3. I am a leaker. There seem to be two types of MCAD folks, leakers and shockers. All it means is that the majority of the reactions, once triggered, either lead to a leaking of 'stuff' into the body from the mast cells, or a quick release of it all which leads to shock. Some of us seem more prone to one than the other. Talking with other MCAD folks, however, being one does not preclude having a reaction like the other. Leakers can still go into shock, and shockers can still sometimes leak - sounds like I'm discussing diapers, doesn't it?

My daughter's diapers were of the 'shock' variety, by the way, with sudden explosions that released all the contents at once.

4. I need to rest more often. I will feel exhausted more easily just as a general rule, and exhaustion will make me more likely to trigger, so I need to make sure I get enough sleep. If I feel tired in the middle of the day, I should take a nap, or many naps, if needed. I will also feel exhausted more frequently after physical exertion, and should rest more after that, and be careful how much I do.

This is new. Not that I don't know I feel tired a lot, or that my bones ache like I have a fever, or that getting too tired makes me feel truly, genuinely horrible...I just never thought about it much. That was reality, now, since Valley Fever kicked my butt 7 years ago. The idea of slowing down is, not appealing, but I suppose it gives me an odd sense of both frustration and peace.

Frustration, because I want to be able to do as much as I want to, and not have physical limitations trip me up.

Peace, because I haven't been ABLE to do as much as I want to, for years now, and for the first time I don't feel like an utter failure at not being able to stay away, or do everything that I've wanted to do. I have real physical limitations that don't CARE how much I want something. If I don't listen to my body, it's going to stomp me in retaliation.

I've been experiencing this for years, but I couldn't help but feel like I was a failure. I was babying myself too much if I got extra sleep, or felt too tired to go out at night with friends and family. I needed to put in more effort and push through the exhaustion, ignore how exhausted and awful I felt, because I was just wussing out.

There is peace in knowing that this is not true. I don't want to think of having to miss so much, or avoid so much in my life, for the REST of my life.
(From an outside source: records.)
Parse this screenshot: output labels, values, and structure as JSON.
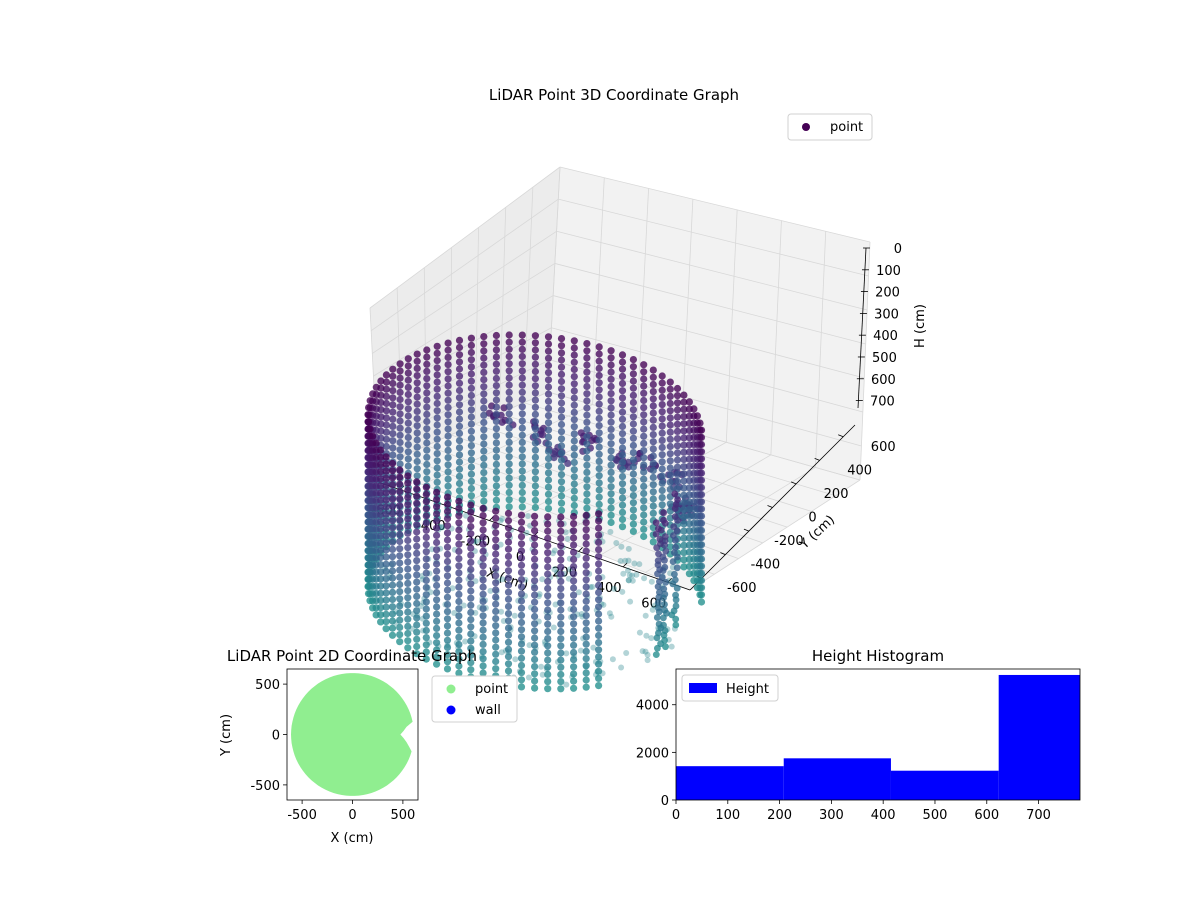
{
  "chart_data": [
    {
      "type": "scatter",
      "projection": "3d",
      "title": "LiDAR Point 3D Coordinate Graph",
      "xlabel": "X (cm)",
      "ylabel": "Y (cm)",
      "zlabel": "H (cm)",
      "xlim": [
        -700,
        700
      ],
      "ylim": [
        -700,
        700
      ],
      "zlim": [
        780,
        0
      ],
      "z_axis_inverted": true,
      "xticks": [
        -600,
        -400,
        -200,
        0,
        200,
        400,
        600
      ],
      "yticks": [
        -600,
        -400,
        -200,
        0,
        200,
        400,
        600
      ],
      "zticks": [
        0,
        100,
        200,
        300,
        400,
        500,
        600,
        700
      ],
      "legend": {
        "entries": [
          "point"
        ],
        "placement": "upper-right"
      },
      "colormap": "viridis (dark at top, teal at bottom)",
      "series": [
        {
          "name": "point",
          "shape": "cylindrical wall",
          "radius": 650,
          "height_range": [
            0,
            720
          ],
          "wall_gap_angle_deg": [
            -40,
            30
          ],
          "extra_structures": "beam points near H 150-300 and vertical columns near X 500-600"
        }
      ],
      "grid": true
    },
    {
      "type": "scatter",
      "title": "LiDAR Point 2D Coordinate Graph",
      "xlabel": "X (cm)",
      "ylabel": "Y (cm)",
      "xlim": [
        -650,
        650
      ],
      "ylim": [
        -650,
        650
      ],
      "xticks": [
        -500,
        0,
        500
      ],
      "yticks": [
        -500,
        0,
        500
      ],
      "legend": {
        "entries": [
          "point",
          "wall"
        ],
        "placement": "outside-right"
      },
      "series": [
        {
          "name": "point",
          "color": "#90ee90",
          "shape": "filled disk",
          "radius": 610,
          "center": [
            0,
            0
          ]
        },
        {
          "name": "wall",
          "color": "#0000ff"
        }
      ]
    },
    {
      "type": "bar",
      "subtype": "histogram",
      "title": "Height Histogram",
      "xlabel": "",
      "ylabel": "",
      "xlim": [
        0,
        780
      ],
      "ylim": [
        0,
        5500
      ],
      "xticks": [
        0,
        100,
        200,
        300,
        400,
        500,
        600,
        700
      ],
      "yticks": [
        0,
        2000,
        4000
      ],
      "legend": {
        "entries": [
          "Height"
        ],
        "placement": "upper-left"
      },
      "series": [
        {
          "name": "Height",
          "color": "#0000ff",
          "bins": [
            {
              "x0": 0,
              "x1": 208,
              "value": 1420
            },
            {
              "x0": 208,
              "x1": 415,
              "value": 1750
            },
            {
              "x0": 415,
              "x1": 623,
              "value": 1230
            },
            {
              "x0": 623,
              "x1": 780,
              "value": 5250
            }
          ]
        }
      ]
    }
  ]
}
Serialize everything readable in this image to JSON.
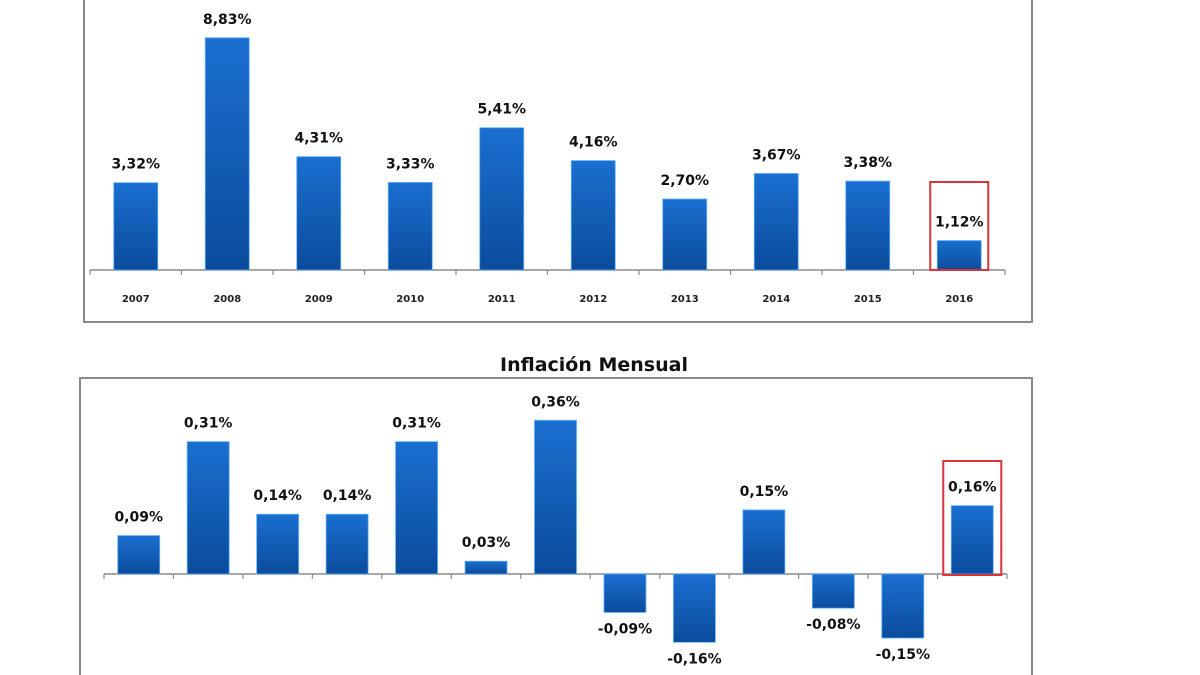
{
  "chart_data": [
    {
      "type": "bar",
      "title": "",
      "xlabel": "",
      "ylabel": "",
      "categories": [
        "2007",
        "2008",
        "2009",
        "2010",
        "2011",
        "2012",
        "2013",
        "2014",
        "2015",
        "2016"
      ],
      "values": [
        3.32,
        8.83,
        4.31,
        3.33,
        5.41,
        4.16,
        2.7,
        3.67,
        3.38,
        1.12
      ],
      "data_labels": [
        "3,32%",
        "8,83%",
        "4,31%",
        "3,33%",
        "5,41%",
        "4,16%",
        "2,70%",
        "3,67%",
        "3,38%",
        "1,12%"
      ],
      "highlighted_index": 9,
      "ylim": [
        0,
        9
      ],
      "grid": false,
      "legend": "none"
    },
    {
      "type": "bar",
      "title": "Inflación Mensual",
      "xlabel": "",
      "ylabel": "",
      "categories": [],
      "values": [
        0.09,
        0.31,
        0.14,
        0.14,
        0.31,
        0.03,
        0.36,
        -0.09,
        -0.16,
        0.15,
        -0.08,
        -0.15,
        0.16
      ],
      "data_labels": [
        "0,09%",
        "0,31%",
        "0,14%",
        "0,14%",
        "0,31%",
        "0,03%",
        "0,36%",
        "-0,09%",
        "-0,16%",
        "0,15%",
        "-0,08%",
        "-0,15%",
        "0,16%"
      ],
      "highlighted_index": 12,
      "ylim": [
        -0.2,
        0.4
      ],
      "grid": false,
      "legend": "none"
    }
  ],
  "colors": {
    "bar_top": "#1a6fd0",
    "bar_bottom": "#0b4c9c",
    "highlight_box": "#d9343b",
    "frame": "#8a8a8a",
    "axis": "#8c8c8c"
  }
}
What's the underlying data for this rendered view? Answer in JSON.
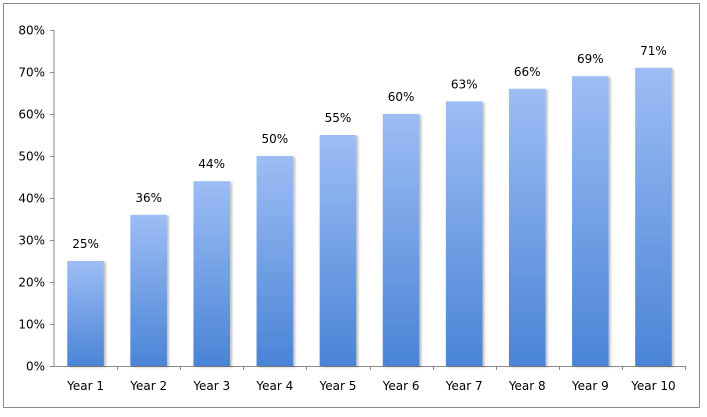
{
  "chart_data": {
    "type": "bar",
    "categories": [
      "Year 1",
      "Year 2",
      "Year 3",
      "Year 4",
      "Year 5",
      "Year 6",
      "Year 7",
      "Year 8",
      "Year 9",
      "Year 10"
    ],
    "values": [
      25,
      36,
      44,
      50,
      55,
      60,
      63,
      66,
      69,
      71
    ],
    "data_labels": [
      "25%",
      "36%",
      "44%",
      "50%",
      "55%",
      "60%",
      "63%",
      "66%",
      "69%",
      "71%"
    ],
    "title": "",
    "xlabel": "",
    "ylabel": "",
    "ylim": [
      0,
      80
    ],
    "y_ticks": [
      0,
      10,
      20,
      30,
      40,
      50,
      60,
      70,
      80
    ],
    "y_tick_labels": [
      "0%",
      "10%",
      "20%",
      "30%",
      "40%",
      "50%",
      "60%",
      "70%",
      "80%"
    ],
    "grid": false,
    "legend": "none",
    "colors": {
      "bar_top": "#9dbdf5",
      "bar_bottom": "#4a84d6",
      "axis": "#8a8a8a",
      "frame": "#8a8a8a"
    }
  }
}
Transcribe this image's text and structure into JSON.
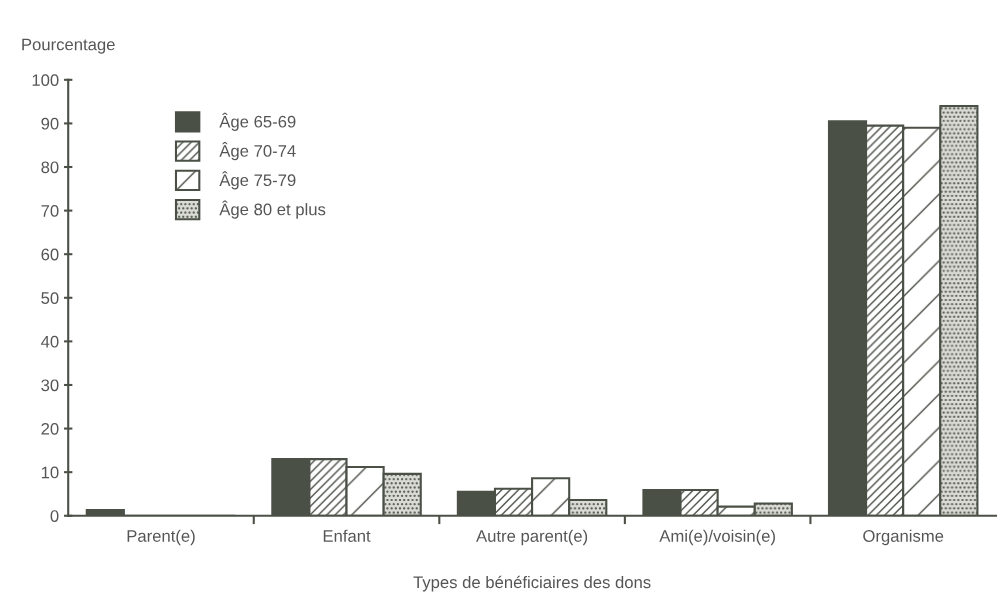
{
  "chart_data": {
    "type": "bar",
    "xlabel": "Types de bénéficiaires des dons",
    "ylabel": "Pourcentage",
    "categories": [
      "Parent(e)",
      "Enfant",
      "Autre parent(e)",
      "Ami(e)/voisin(e)",
      "Organisme"
    ],
    "series": [
      {
        "name": "Âge 65-69",
        "color": "#4b5047",
        "values": [
          1.3,
          13,
          5.5,
          5.9,
          90.5
        ]
      },
      {
        "name": "Âge 70-74",
        "color": "#ffffff",
        "values": [
          0,
          13,
          6.2,
          5.9,
          89.5
        ]
      },
      {
        "name": "Âge 75-79",
        "color": "#ffffff",
        "values": [
          0,
          11.2,
          8.6,
          2.1,
          89
        ]
      },
      {
        "name": "Âge 80 et plus",
        "color": "#dcdcd6",
        "values": [
          0,
          9.6,
          3.6,
          2.8,
          94
        ]
      }
    ],
    "ylim": [
      0,
      100
    ],
    "yticks": [
      0,
      10,
      20,
      30,
      40,
      50,
      60,
      70,
      80,
      90,
      100
    ],
    "grid": false,
    "legend": "top left"
  }
}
I can't even completely sit down and think about it because it's going to make me cry and mourn that loss for a good, long while.

But...I can adjust. I have the outdoors, I have my kids, I have friends, and pets and the internet. And if I'm lucky, I might even have travel every once in a while as well. Things could be so much worse; this could be the Walking Dead. How much worse would THAT be?

5. There is one last statistic that is haunting me: about 20% of people with this are able to work. Those are not good odds for either my daughter's future nor mine. I don't know the statistics on shocking and leaking; perhaps the leakers are more likely to be able to hold down a career.

I hope I can find one I can do, now that I am looking at something other than stay-at-home mom to support myself. And I hope desperately that my daughter can have one. I hope that she can go to college. I hope that she can have romance and love and an amazing life.

And even if all that is possible with MCAD, which it very much may be, I truly hope that she doesn't have MCAD.